Base it on the minimum effect that matters to your business, not arbitrary "small/medium/large" labels. Ask: "What's the smallest change in conversion rate (or revenue, or retention) that would justify implementing this change?" That's your minimum detectable effect. If historical data exists, use observed effect sizes as priors — but add uncertainty. If you're truly uncertain, calculate power curves for multiple plausible effect sizes rather than picking a single number.
Does power analysis work for Bayesian A/B tests?
Traditional power analysis is a frequentist framework, but similar principles apply in Bayesian settings. Instead of "power to reject the null," you'd calculate the probability of obtaining a credible interval that excludes zero (or your region of practical equivalence). Bayesian approaches can also use simulation-based sample size determination, where you simulate data under different scenarios and assess whether your posterior distributions provide adequate evidence for decision-making.
Connected Techniques for Robust Experiments
Power analysis is one piece of rigorous experiment design.
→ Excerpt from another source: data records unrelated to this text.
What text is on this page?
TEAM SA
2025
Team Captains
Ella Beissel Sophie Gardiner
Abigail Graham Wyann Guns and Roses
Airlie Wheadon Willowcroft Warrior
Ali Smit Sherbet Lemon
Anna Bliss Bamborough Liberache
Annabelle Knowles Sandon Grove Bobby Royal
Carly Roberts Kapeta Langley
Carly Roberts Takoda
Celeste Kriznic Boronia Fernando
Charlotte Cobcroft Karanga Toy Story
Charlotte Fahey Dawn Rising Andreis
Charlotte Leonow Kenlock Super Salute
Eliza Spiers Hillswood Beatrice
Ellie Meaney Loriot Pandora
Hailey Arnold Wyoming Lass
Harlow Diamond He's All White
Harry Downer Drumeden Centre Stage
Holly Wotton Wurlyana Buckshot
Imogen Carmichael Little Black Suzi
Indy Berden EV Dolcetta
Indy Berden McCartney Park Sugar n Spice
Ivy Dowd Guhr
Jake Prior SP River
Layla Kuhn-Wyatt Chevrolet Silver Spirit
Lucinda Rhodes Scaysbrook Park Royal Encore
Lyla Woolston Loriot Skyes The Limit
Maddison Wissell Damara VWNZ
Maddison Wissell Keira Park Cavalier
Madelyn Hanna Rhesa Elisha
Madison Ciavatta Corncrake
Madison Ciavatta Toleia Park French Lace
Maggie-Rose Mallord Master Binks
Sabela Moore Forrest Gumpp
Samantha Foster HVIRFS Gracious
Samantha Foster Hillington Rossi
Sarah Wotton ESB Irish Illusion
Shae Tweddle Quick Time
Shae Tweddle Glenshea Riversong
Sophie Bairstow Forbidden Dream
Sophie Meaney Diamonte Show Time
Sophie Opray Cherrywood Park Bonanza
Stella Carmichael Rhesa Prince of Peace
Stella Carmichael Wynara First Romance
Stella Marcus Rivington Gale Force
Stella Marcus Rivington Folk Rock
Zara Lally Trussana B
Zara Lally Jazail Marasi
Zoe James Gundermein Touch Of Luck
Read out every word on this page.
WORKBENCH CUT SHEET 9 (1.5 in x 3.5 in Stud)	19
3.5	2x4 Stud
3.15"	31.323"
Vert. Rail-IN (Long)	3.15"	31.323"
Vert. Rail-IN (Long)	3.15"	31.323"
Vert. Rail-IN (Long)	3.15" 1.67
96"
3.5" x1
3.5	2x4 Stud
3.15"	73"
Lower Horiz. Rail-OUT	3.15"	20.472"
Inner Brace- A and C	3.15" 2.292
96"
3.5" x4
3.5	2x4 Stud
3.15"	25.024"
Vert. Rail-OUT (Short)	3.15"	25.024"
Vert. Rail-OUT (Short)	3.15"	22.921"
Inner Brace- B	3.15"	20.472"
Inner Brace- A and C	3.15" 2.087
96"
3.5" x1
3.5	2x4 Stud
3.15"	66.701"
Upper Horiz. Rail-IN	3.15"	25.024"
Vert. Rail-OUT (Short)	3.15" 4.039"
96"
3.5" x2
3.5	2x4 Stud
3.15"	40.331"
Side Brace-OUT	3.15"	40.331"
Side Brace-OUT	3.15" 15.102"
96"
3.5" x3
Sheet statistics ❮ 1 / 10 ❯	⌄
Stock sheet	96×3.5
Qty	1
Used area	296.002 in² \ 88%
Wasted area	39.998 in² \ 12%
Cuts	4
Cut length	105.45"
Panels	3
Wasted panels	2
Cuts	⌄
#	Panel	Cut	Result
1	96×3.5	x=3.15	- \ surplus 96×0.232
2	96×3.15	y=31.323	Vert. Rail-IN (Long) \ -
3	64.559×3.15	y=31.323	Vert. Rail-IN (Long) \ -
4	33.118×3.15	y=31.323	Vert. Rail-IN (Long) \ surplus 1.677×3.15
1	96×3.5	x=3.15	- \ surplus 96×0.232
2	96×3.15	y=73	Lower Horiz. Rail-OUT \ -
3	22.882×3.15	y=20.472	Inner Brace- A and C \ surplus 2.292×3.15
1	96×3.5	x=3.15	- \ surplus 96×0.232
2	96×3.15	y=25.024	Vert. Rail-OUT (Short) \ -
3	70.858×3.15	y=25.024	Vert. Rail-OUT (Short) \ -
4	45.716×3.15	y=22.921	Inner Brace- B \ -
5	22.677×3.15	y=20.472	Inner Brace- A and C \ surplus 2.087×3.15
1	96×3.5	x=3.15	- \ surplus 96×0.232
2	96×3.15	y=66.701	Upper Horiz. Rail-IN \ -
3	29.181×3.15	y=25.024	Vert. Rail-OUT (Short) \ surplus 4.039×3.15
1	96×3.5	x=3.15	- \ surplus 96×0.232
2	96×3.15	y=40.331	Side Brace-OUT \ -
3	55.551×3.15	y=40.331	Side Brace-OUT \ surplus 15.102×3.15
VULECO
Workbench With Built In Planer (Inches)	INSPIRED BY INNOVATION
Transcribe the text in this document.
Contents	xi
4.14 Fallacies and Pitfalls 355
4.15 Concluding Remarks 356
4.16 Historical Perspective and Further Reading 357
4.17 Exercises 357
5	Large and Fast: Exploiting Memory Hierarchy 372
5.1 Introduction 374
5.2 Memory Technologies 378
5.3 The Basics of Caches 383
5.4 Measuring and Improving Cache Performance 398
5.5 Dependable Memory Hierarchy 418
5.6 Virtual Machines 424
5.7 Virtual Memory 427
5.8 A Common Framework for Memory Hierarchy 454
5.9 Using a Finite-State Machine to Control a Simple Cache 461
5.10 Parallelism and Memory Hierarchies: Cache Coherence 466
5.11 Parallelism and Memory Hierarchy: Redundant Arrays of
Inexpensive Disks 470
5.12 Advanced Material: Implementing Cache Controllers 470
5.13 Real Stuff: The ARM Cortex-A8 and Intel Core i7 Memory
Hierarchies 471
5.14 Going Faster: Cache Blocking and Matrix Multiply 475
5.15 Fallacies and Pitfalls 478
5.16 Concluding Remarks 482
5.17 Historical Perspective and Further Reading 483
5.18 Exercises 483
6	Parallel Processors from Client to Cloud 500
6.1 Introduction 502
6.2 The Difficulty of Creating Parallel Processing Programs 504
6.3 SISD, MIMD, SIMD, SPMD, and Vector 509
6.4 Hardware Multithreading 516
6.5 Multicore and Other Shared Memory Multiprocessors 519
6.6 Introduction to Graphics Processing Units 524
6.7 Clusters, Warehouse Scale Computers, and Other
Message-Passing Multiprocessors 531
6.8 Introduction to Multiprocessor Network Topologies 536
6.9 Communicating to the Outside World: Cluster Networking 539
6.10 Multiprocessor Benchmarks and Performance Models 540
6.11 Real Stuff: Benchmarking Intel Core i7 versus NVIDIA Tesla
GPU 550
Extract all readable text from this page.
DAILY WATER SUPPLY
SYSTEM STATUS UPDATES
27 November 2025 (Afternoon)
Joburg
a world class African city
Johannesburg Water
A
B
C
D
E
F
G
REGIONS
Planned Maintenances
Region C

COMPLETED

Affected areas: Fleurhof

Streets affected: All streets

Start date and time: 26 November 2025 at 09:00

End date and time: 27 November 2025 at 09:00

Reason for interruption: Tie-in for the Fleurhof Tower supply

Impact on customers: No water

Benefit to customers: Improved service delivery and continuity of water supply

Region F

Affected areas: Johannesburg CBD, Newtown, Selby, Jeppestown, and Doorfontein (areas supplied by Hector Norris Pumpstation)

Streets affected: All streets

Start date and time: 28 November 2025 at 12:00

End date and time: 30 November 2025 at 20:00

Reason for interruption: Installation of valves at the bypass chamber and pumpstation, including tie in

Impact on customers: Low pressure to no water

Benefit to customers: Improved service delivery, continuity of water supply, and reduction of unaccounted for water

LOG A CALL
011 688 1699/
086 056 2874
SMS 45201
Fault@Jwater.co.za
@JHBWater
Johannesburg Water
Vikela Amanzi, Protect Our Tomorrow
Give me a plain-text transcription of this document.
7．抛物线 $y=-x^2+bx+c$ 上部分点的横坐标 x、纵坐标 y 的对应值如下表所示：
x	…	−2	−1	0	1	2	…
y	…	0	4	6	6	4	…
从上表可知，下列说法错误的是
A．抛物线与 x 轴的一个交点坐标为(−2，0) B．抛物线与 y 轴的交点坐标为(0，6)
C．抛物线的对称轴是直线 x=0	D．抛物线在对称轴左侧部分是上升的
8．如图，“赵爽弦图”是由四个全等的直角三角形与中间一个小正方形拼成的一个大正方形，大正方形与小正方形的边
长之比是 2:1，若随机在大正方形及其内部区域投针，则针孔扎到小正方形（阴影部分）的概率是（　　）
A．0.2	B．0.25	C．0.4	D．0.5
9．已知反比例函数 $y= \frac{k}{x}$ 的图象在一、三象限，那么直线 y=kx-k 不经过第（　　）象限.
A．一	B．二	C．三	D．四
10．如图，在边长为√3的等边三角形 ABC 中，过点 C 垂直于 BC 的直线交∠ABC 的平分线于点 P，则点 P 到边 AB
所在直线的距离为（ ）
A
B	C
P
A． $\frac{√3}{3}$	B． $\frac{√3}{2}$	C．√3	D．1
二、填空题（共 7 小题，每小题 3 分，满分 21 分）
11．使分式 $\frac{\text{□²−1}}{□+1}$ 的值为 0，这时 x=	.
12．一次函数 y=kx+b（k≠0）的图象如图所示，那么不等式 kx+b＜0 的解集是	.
These related techniques strengthen your statistical inference:
- A/B Testing and Statistical Significance: Understanding the hypothesis testing framework that power analysis supports — how to interpret p-values and avoid common significance testing mistakes.
- Confidence Intervals: Moving beyond binary significance to quantify precision — the Bayesian alternative to power-focused planning prioritizes credible interval width.
- Multiple Testing Correction: When you're testing multiple hypotheses simultaneously, correction methods prevent inflated false positive rates — critical for accurate power calculations.
- Sequential Analysis: Methods for peeking at results before experiment completion without inflating Type I error — requires modified power calculations for early stopping.
- Effect Size Estimation: How to translate business requirements into statistical effect sizes, and how to estimate them from pilot data or historical experiments.
Moving from Power Calculations to Principled Decisions
Power analysis is fundamentally about honesty — acknowledging what your experiment can and cannot detect. The five mistakes we started with all involve self-deception: pretending you can detect effects you can't, treating arbitrary thresholds as meaningful, or ignoring the uncertainty inherent in planning.
How much should this evidence update our beliefs? The answer depends on how much evidence you designed your experiment to collect. An underpowered test that finds p = 0.09 provides different information than a well-powered test with the same p-value. In the former case, the data are consistent with a wide range of effect sizes. In the latter, you've meaningfully narrowed the plausible range.
Let's quantify our uncertainty, not hide it. Calculate power curves that reveal your detection probability across plausible effect sizes. Acknowledge when resource constraints force you to accept low power for small effects. Use credible intervals to show what you've learned, even when results aren't "significant."
The posterior distribution tells a richer story than a single number. Whether you use frequentist power analysis or Bayesian assurance calculations, the goal is the same: design experiments that provide adequate evidence for the decisions you need to make. That starts with clear thinking about effect sizes that matter, honest assessment of your prior uncertainty, and transparent reporting of what your data can — and cannot — tell you.
Your stakeholders don't need p-values. They need answers to questions like: "Should we implement this change? What's the likely impact on revenue? How confident should we be in that estimate?" Power analysis ensures you collect enough evidence to answer those questions responsibly. Everything else is just mathematics in service of better decisions.